After five years and more than $1 million in engineering costs, Apogee says its new commercial building glass, CrystalGray, is 20 percent more energy-efficient than any of its other products.
"We think this can reduce occupants' electrical [heating and cooling] consumption by up to 30 percent, compared to a building without an energy-efficiency product," Apogee CEO Russell Huffer said. "That is very huge. This is the sweet spot of what architects have been asking for."
CrystalGray is an exterior building glass that doesn't use mirrors or a very dark shading technology to shield workers inside tall buildings from the sun. It uses a special coating that bends light, shielding out hot rays of sun in the summer and holding in heat in the winter.
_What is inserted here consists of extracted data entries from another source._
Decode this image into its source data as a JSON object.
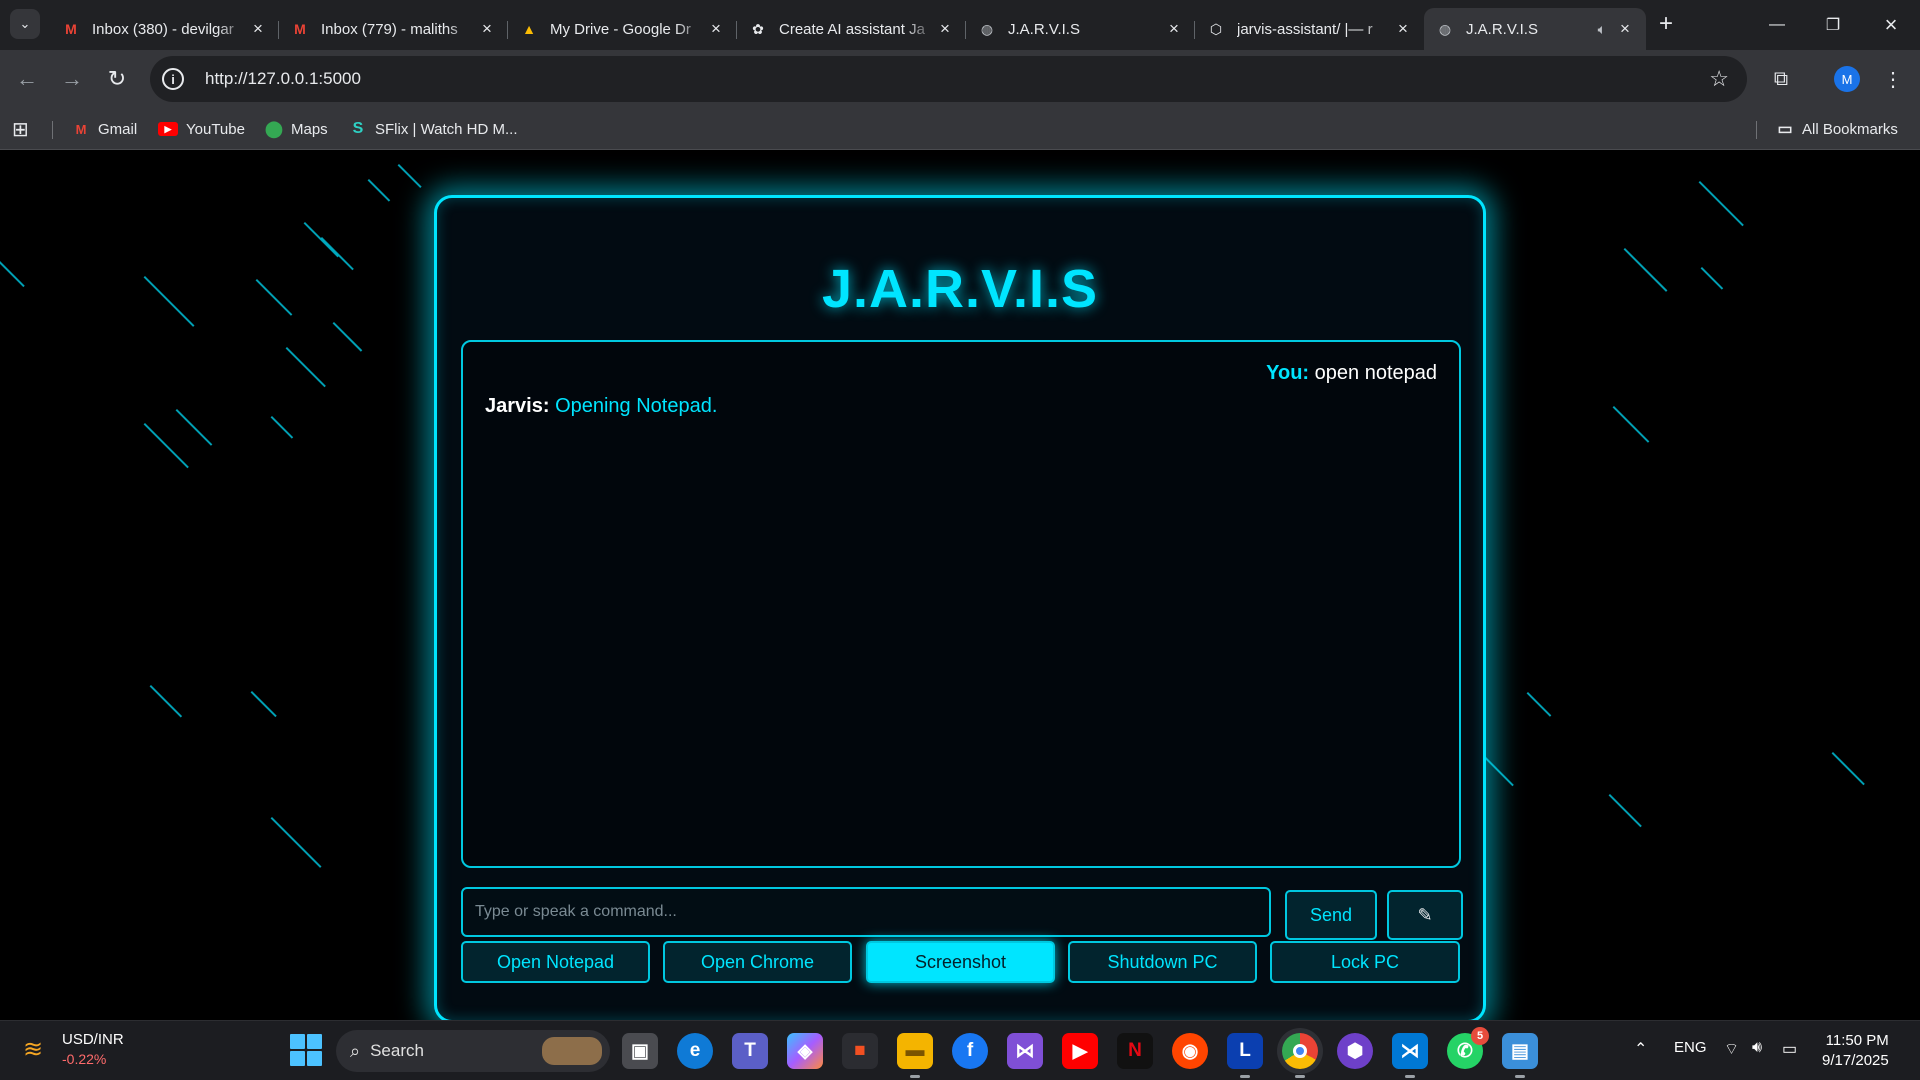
{
  "browser": {
    "tabs": [
      {
        "title": "Inbox (380) - devilgar",
        "favicon": "gmail-icon",
        "fav_glyph": "M",
        "fav_color": "#ea4335"
      },
      {
        "title": "Inbox (779) - maliths",
        "favicon": "gmail-icon",
        "fav_glyph": "M",
        "fav_color": "#ea4335"
      },
      {
        "title": "My Drive - Google Dr",
        "favicon": "google-drive-icon",
        "fav_glyph": "▲",
        "fav_color": "#fbbc04"
      },
      {
        "title": "Create AI assistant Ja",
        "favicon": "chatgpt-icon",
        "fav_glyph": "✿",
        "fav_color": "#e8eaed"
      },
      {
        "title": "J.A.R.V.I.S",
        "favicon": "globe-icon",
        "fav_glyph": "◍",
        "fav_color": "#bdc1c6"
      },
      {
        "title": "jarvis-assistant/ |— r",
        "favicon": "github-icon",
        "fav_glyph": "⬡",
        "fav_color": "#e8eaed"
      },
      {
        "title": "J.A.R.V.I.S",
        "favicon": "globe-icon",
        "fav_glyph": "◍",
        "fav_color": "#bdc1c6",
        "active": true,
        "audio": true
      }
    ],
    "url": "http://127.0.0.1:5000",
    "profile_initial": "M",
    "bookmarks": [
      {
        "label": "Gmail",
        "icon": "gmail-icon"
      },
      {
        "label": "YouTube",
        "icon": "youtube-icon"
      },
      {
        "label": "Maps",
        "icon": "maps-icon"
      },
      {
        "label": "SFlix | Watch HD M...",
        "icon": "sflix-icon"
      }
    ],
    "all_bookmarks": "All Bookmarks"
  },
  "jarvis": {
    "title": "J.A.R.V.I.S",
    "user_label": "You:",
    "user_message": "open notepad",
    "bot_label": "Jarvis:",
    "bot_message": "Opening Notepad.",
    "input_placeholder": "Type or speak a command...",
    "send_label": "Send",
    "mic_glyph": "✎",
    "quick_actions": [
      "Open Notepad",
      "Open Chrome",
      "Screenshot",
      "Shutdown PC",
      "Lock PC"
    ],
    "highlighted_action": "Screenshot"
  },
  "taskbar": {
    "ticker_symbol": "USD/INR",
    "ticker_change": "-0.22%",
    "search_label": "Search",
    "whatsapp_badge": "5",
    "language": "ENG",
    "time": "11:50 PM",
    "date": "9/17/2025"
  },
  "colors": {
    "accent": "#00e5ff",
    "background": "#000000"
  }
}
The special coating used to make this new "sustainable architectural glass" took 24 engineers about five years to design. Introduced in November, the company said it is now winning orders from around the country. Hospitals in Dallas and Chicago ordered the glass for buildings that will soon be under construction. (Apogee is also using the specialty glass for its new manufacturing building being built in Wausau, Wis.)
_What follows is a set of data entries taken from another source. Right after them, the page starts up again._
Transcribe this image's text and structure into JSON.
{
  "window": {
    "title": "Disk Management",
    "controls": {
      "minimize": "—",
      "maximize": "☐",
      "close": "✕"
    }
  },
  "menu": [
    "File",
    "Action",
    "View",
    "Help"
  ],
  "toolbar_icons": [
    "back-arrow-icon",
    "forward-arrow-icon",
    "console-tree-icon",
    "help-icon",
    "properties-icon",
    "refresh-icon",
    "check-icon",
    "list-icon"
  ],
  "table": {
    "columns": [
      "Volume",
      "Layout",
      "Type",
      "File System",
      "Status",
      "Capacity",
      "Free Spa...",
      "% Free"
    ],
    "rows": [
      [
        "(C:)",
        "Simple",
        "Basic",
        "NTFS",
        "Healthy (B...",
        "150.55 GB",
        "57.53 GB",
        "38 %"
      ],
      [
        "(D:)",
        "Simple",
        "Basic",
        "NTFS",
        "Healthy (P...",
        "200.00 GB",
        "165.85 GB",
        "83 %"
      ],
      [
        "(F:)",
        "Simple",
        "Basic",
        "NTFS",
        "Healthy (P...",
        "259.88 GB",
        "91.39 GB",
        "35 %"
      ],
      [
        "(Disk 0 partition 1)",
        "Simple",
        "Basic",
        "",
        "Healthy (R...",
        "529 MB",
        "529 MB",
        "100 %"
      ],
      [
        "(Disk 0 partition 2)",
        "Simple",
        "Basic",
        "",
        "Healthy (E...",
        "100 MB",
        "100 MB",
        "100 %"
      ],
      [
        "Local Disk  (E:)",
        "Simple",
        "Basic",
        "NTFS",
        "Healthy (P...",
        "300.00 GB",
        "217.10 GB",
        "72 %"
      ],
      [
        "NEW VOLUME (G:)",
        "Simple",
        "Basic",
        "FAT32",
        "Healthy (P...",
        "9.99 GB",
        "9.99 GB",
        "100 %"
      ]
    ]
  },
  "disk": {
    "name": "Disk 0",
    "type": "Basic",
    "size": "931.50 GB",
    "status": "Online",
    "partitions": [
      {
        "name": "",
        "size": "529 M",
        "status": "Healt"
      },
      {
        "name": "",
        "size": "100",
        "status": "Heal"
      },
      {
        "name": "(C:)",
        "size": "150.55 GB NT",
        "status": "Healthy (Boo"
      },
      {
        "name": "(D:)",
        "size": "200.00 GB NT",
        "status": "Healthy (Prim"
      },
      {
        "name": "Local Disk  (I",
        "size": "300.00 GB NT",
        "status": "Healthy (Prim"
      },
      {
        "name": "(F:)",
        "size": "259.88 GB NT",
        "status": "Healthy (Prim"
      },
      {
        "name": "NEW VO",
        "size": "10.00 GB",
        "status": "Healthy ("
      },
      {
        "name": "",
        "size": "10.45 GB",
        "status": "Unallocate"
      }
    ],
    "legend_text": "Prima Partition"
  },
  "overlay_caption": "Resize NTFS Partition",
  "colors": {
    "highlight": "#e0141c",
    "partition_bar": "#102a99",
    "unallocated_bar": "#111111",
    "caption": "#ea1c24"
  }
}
"It will easily exceed $10 million in sales the first year, and I would expect it could reach $200 million a year in sales" over time, Huffer said.
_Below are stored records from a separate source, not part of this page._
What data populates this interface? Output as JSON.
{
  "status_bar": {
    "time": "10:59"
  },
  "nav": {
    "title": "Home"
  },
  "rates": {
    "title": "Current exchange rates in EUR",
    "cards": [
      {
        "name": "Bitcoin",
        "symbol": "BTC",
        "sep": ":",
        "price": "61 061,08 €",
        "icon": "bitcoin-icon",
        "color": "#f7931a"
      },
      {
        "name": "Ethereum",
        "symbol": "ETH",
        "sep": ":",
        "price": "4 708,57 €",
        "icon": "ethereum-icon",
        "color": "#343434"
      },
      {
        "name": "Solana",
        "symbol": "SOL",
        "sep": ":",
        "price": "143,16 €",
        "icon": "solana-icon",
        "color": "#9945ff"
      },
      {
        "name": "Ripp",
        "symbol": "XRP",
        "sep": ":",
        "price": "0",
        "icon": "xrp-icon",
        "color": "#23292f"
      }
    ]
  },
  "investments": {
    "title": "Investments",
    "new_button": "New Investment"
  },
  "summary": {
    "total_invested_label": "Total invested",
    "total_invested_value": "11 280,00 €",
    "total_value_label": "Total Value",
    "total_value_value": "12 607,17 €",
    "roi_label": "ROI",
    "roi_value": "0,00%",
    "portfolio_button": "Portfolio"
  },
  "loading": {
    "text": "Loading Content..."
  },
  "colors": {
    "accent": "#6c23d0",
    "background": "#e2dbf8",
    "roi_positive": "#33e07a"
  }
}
The glass, which is being sold by Apogee's building glass subsidiary Viracon in Owatonna, Minn., is intended for buildings that have 40 percent of their exteriors covered in glass. Its energy-efficient characteristics are attractive to architects who covet the Leadership in Energy and Environmental Design (LEED) certification.
"Today, every leading architectural firm has a LEED-certified architect on staff. It's really interesting," Huffer said. Two and a half years ago, he added, hardly any could be found.
The glass, which recently was presented at a U.S. Green Building Council trade show, has been certified by the Lawrence Berkeley Labs, a firm that evaluates products for environmental efficiency.